Não seria pensável por isso, um regime que implicasse amarras definitivas à
nacionalidade portuguesa, ou mesmo que sujeitasse o direito a abandonar a
nacionalidade a aceitação discricionária das autoridades nacionais. Não é essa a
solução da lei portuguesa. Não obstante, a necessidade de pagamento de taxas
cobradas pela renúncia à nacionalidade pode ter como efeito um sério entrave ao
exercício do direito.93
Em Portugal há o estabelecimento de duas formas de aquisição de
nacionalidade: a originária, também denominada em Portugal de atribuição, e a
derivada, que abrange outras formas de aquisição da nacionalidade fora do
nascimento.
A forma originária94 ou atribuição se dá nos casos estabelecidos na lei. É
considerado um direito inalienável e fundamental de todos os seres que nascem não
sendo passível de oposição por parte do Estado.

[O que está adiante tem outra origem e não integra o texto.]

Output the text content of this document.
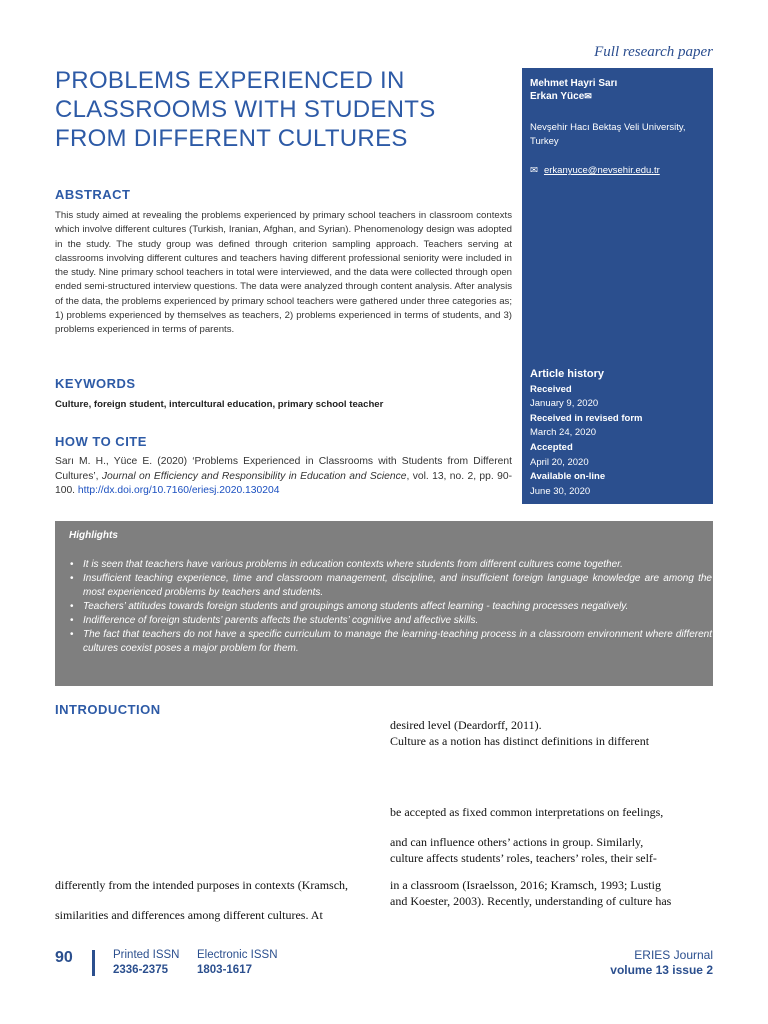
Full research paper
PROBLEMS EXPERIENCED IN CLASSROOMS WITH STUDENTS FROM DIFFERENT CULTURES
Mehmet Hayri Sarı
Erkan Yüce✉
Nevşehir Hacı Bektaş Veli University, Turkey
✉ erkanyuce@nevsehir.edu.tr
Article history
Received
January 9, 2020
Received in revised form
March 24, 2020
Accepted
April 20, 2020
Available on-line
June 30, 2020
ABSTRACT
This study aimed at revealing the problems experienced by primary school teachers in classroom contexts which involve different cultures (Turkish, Iranian, Afghan, and Syrian). Phenomenology design was adopted in the study. The study group was defined through criterion sampling approach. Teachers serving at classrooms involving different cultures and teachers having different professional seniority were included in the study. Nine primary school teachers in total were interviewed, and the data were collected through open ended semi-structured interview questions. The data were analyzed through content analysis. After analysis of the data, the problems experienced by primary school teachers were gathered under three categories as; 1) problems experienced by themselves as teachers, 2) problems experienced in terms of students, and 3) problems experienced in terms of parents.
KEYWORDS
Culture, foreign student, intercultural education, primary school teacher
HOW TO CITE
Sarı M. H., Yüce E. (2020) ‘Problems Experienced in Classrooms with Students from Different Cultures’, Journal on Efficiency and Responsibility in Education and Science, vol. 13, no. 2, pp. 90-100. http://dx.doi.org/10.7160/eriesj.2020.130204
Highlights
• It is seen that teachers have various problems in education contexts where students from different cultures come together.
• Insufficient teaching experience, time and classroom management, discipline, and insufficient foreign language knowledge are among the most experienced problems by teachers and students.
• Teachers’ attitudes towards foreign students and groupings among students affect learning - teaching processes negatively.
• Indifference of foreign students’ parents affects the students’ cognitive and affective skills.
• The fact that teachers do not have a specific curriculum to manage the learning-teaching process in a classroom environment where different cultures coexist poses a major problem for them.
INTRODUCTION
desired level (Deardorff, 2011).
Culture as a notion has distinct definitions in different
be accepted as fixed common interpretations on feelings,
and can influence others’ actions in group. Similarly,
culture affects students’ roles, teachers’ roles, their self-
in a classroom (Israelsson, 2016; Kramsch, 1993; Lustig
and Koester, 2003). Recently, understanding of culture has
differently from the intended purposes in contexts (Kramsch,
similarities and differences among different cultures. At
90	Printed ISSN
2336-2375
Electronic ISSN
1803-1617
ERIES Journal
volume 13 issue 2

Já a aquisição de forma derivada é
manifestada através da vontade própria, por adoção, naturalização e outras,
podendo nesses casos existir a oposição do Estado.
A aquisição da nacionalidade portuguesa de forma derivada por efeito da
vontade tem como fundamento a condição de filhos menores ou incapazes, o
casamento, a declaração de vontade do interessado, a adoção plena e a
naturalização sendo esta de efeito ex nunc, conforme preceitua o art. 2º ao 6º da Lei
de Nacionalidade Portuguesa, 37/81, alterada pela lei 2/2006.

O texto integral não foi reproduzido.